L’eau sacrée
L’imaginaire himalayen est pétri de ce terreau chamanique bien antérieur aux religions « modernes » qui se sont par la suite épanouies en Himalaya. Bien que fort divers, les peuples de l’Himalaya, ont en commun un fond ancestral de valeurs et d’associations fondées sur leurs expériences du monde. La nuit et le jour, la terre et le ciel, l’eau et le feu, l’homme et la femme sont autant de paires alliant et opposant les principes masculin et féminin, facettes indissociables de la vie. Comme de nombreux peuples, ils pensent qu’à l’origine, les Eaux recouvraient la surface de la terre. C’est dans cette matrice première que serait né le monde. Masse indifférenciée, chaotique, l’eau de l’océan originel représente l’infini des possibles. Elle contient tout le devenir, toutes les promesses de développement. L’eau est l’élément fécondant, régénérateur par excellence. Symbole universel de fécondité et de fertilité, l’eau est associée à l’aspect maternel et féminin du monde, comme la lune et la nuit.

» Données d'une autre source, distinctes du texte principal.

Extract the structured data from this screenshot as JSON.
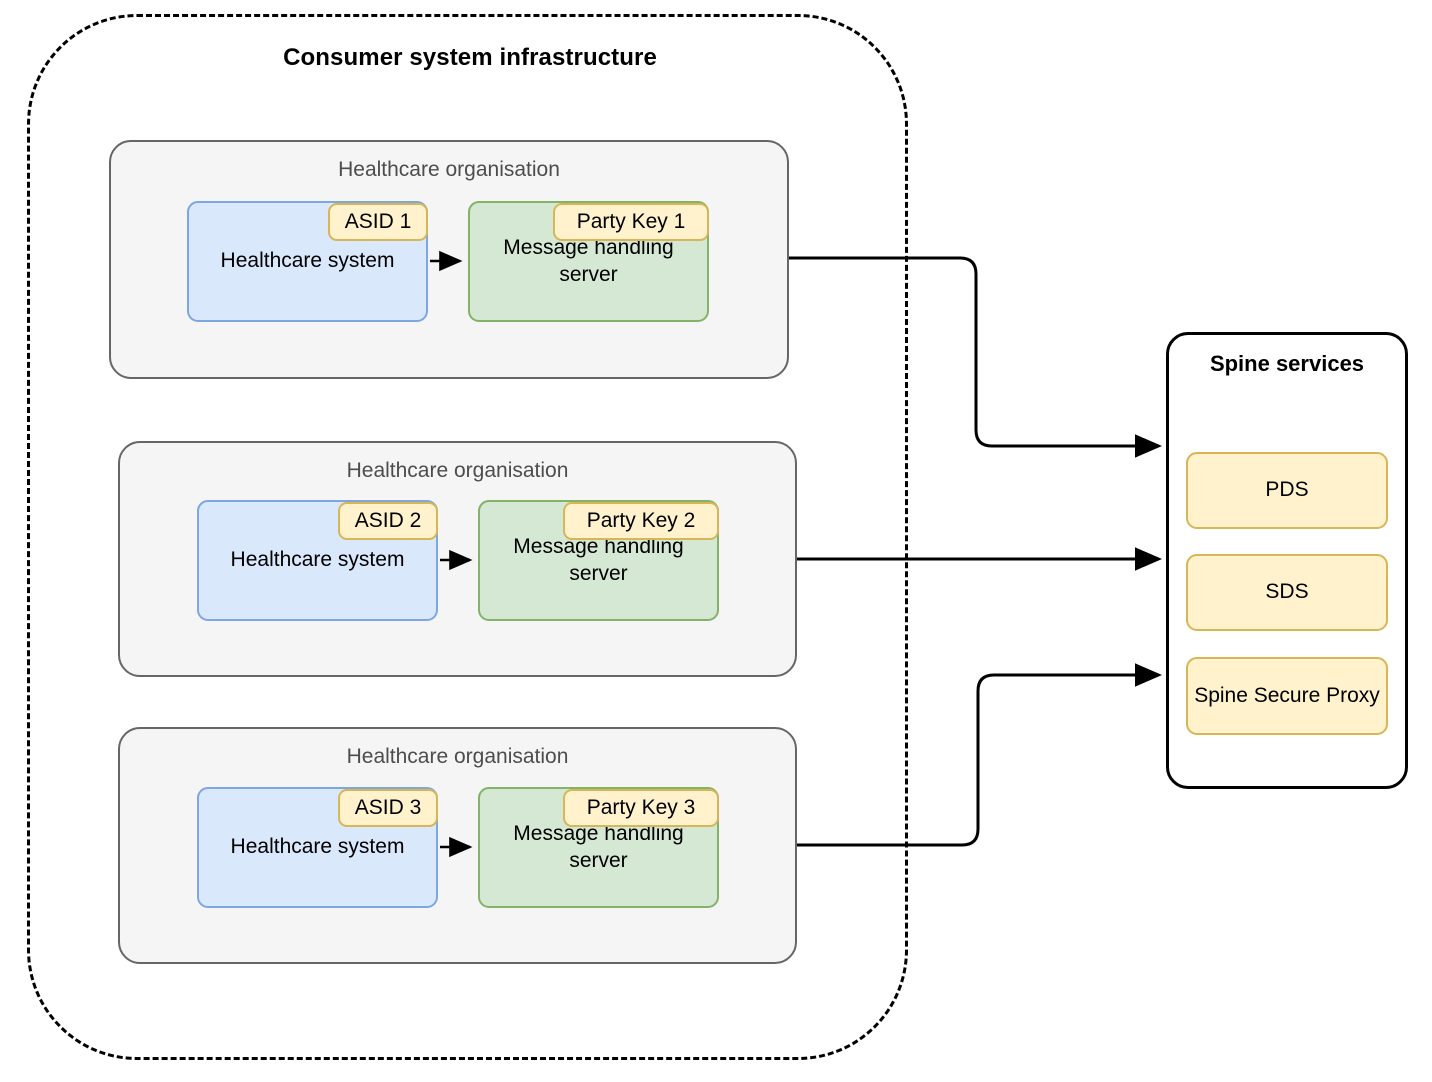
{
  "diagram": {
    "title": "Consumer system infrastructure",
    "boundary_name": "consumer-system-infrastructure"
  },
  "organisations": [
    {
      "group_label": "Healthcare organisation",
      "system": {
        "label": "Healthcare system",
        "badge": "ASID 1"
      },
      "server": {
        "label": "Message handling server",
        "badge": "Party Key 1"
      }
    },
    {
      "group_label": "Healthcare organisation",
      "system": {
        "label": "Healthcare system",
        "badge": "ASID 2"
      },
      "server": {
        "label": "Message handling server",
        "badge": "Party Key 2"
      }
    },
    {
      "group_label": "Healthcare organisation",
      "system": {
        "label": "Healthcare system",
        "badge": "ASID 3"
      },
      "server": {
        "label": "Message handling server",
        "badge": "Party Key 3"
      }
    }
  ],
  "spine": {
    "title": "Spine services",
    "services": [
      {
        "label": "PDS"
      },
      {
        "label": "SDS"
      },
      {
        "label": "Spine Secure Proxy"
      }
    ]
  },
  "colors": {
    "system_fill": "#dae8fc",
    "system_stroke": "#7ea6e0",
    "server_fill": "#d5e8d4",
    "server_stroke": "#82b366",
    "badge_fill": "#fff2cc",
    "badge_stroke": "#d6b656",
    "group_fill": "#f5f5f5",
    "group_stroke": "#666666",
    "boundary_stroke": "#000000",
    "connector_stroke": "#000000",
    "background": "#ffffff"
  }
}
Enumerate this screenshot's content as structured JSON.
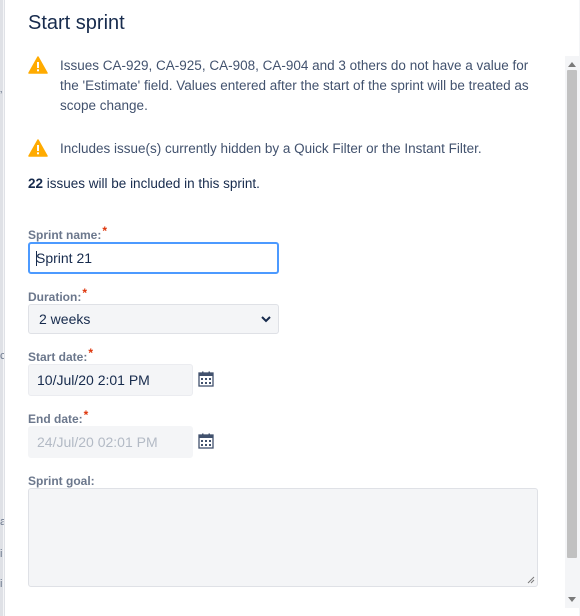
{
  "dialog": {
    "title": "Start sprint",
    "warning_estimate": "Issues CA-929, CA-925, CA-908, CA-904 and 3 others do not have a value for the 'Estimate' field. Values entered after the start of the sprint will be treated as scope change.",
    "warning_filter": "Includes issue(s) currently hidden by a Quick Filter or the Instant Filter.",
    "issue_count": "22",
    "issue_count_text": " issues will be included in this sprint.",
    "required_mark": "*"
  },
  "form": {
    "sprint_name_label": "Sprint name:",
    "sprint_name_value": "Sprint 21",
    "duration_label": "Duration:",
    "duration_value": "2 weeks",
    "start_date_label": "Start date:",
    "start_date_value": "10/Jul/20 2:01 PM",
    "end_date_label": "End date:",
    "end_date_value": "24/Jul/20 02:01 PM",
    "sprint_goal_label": "Sprint goal:",
    "sprint_goal_value": ""
  },
  "background": {
    "edge_letters": [
      "c",
      "a",
      "i",
      "i"
    ]
  },
  "colors": {
    "warning": "#ffab00",
    "focus_border": "#4c9aff",
    "required": "#de350b"
  },
  "icons": {
    "warning": "warning-icon",
    "calendar": "calendar-icon",
    "chevron": "chevron-down-icon",
    "resize": "resize-grip-icon"
  }
}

Les peuples himalayens partagent aussi une vision de l’organisation du monde divisée en trois étages : au-dessus de la tête, le ciel. C’est le royaume des dieux. L’étage intermédiaire, sur terre, est celui des hommes. Sous les pieds : c’est le domaine obscur des forces souterraines. Cette conception, quasi universelle, trouve en Himalaya un écho particulier. Ici, redressée à la verticale, la terre semble toucher le ciel. À mi-chemin entre le monde des humains et le ciel, les hautes montagnes constituent une terre sacrée. Ces hauts sommets, inaccessibles aux hommes, sont le domaine d’esprits puissants, bienveillants mais aussi redoutables. Les populations qui se sont installées au pied de ces géants de pierre l’ont fait avec beaucoup de crainte et de respect. Ces terres extrêmes sont propices à tous les merveilleux. Le paysage est habité par des forces surnaturelles qui se manifestent en autant de sommets majestueux, de lacs d’eau claire, de grottes cachées, de pierres magiques, de stalactites de glace et de flammes éternelles jaillissant du sol. De toutes ces manifestations divines, la plus précieuse est l’eau. C’est le plus beau cadeau des Esprits bienveillants qui nous entourent.
En pénétrant dans ces montagnes, hindouisme et bouddhisme ont dû composer avec les croyances ancestrales, les divinités associées au sol, les Ancêtres protecteurs des clans, les chamanes guérisseurs, capables de parler aux Esprits, de prévenir les sorts, de faire tomber la pluie. Dans les vallées himalayennes, les idées ont circulé avec les caravaniers, les colporteurs, les pèlerins qui ont toujours voyagé avec leurs histoires, leurs livres saints et leurs amulettes. Les peuples de l’Himalaya n’ont cessé de s’emprunter des divinités, de les renommer, de transformer les légendes, d’adapter les rites, créant au bout du compte une mosaïque d’interprétations, de liturgies, de syncrétismes qui défient les spécialistes. En Himalaya, il y a place pour tous les Dieux, tous les merveilleux. Mais la vénération des lacs d’eau pure de montagne est une valeur commune, universelle, un pont entre toutes les approches mystiques.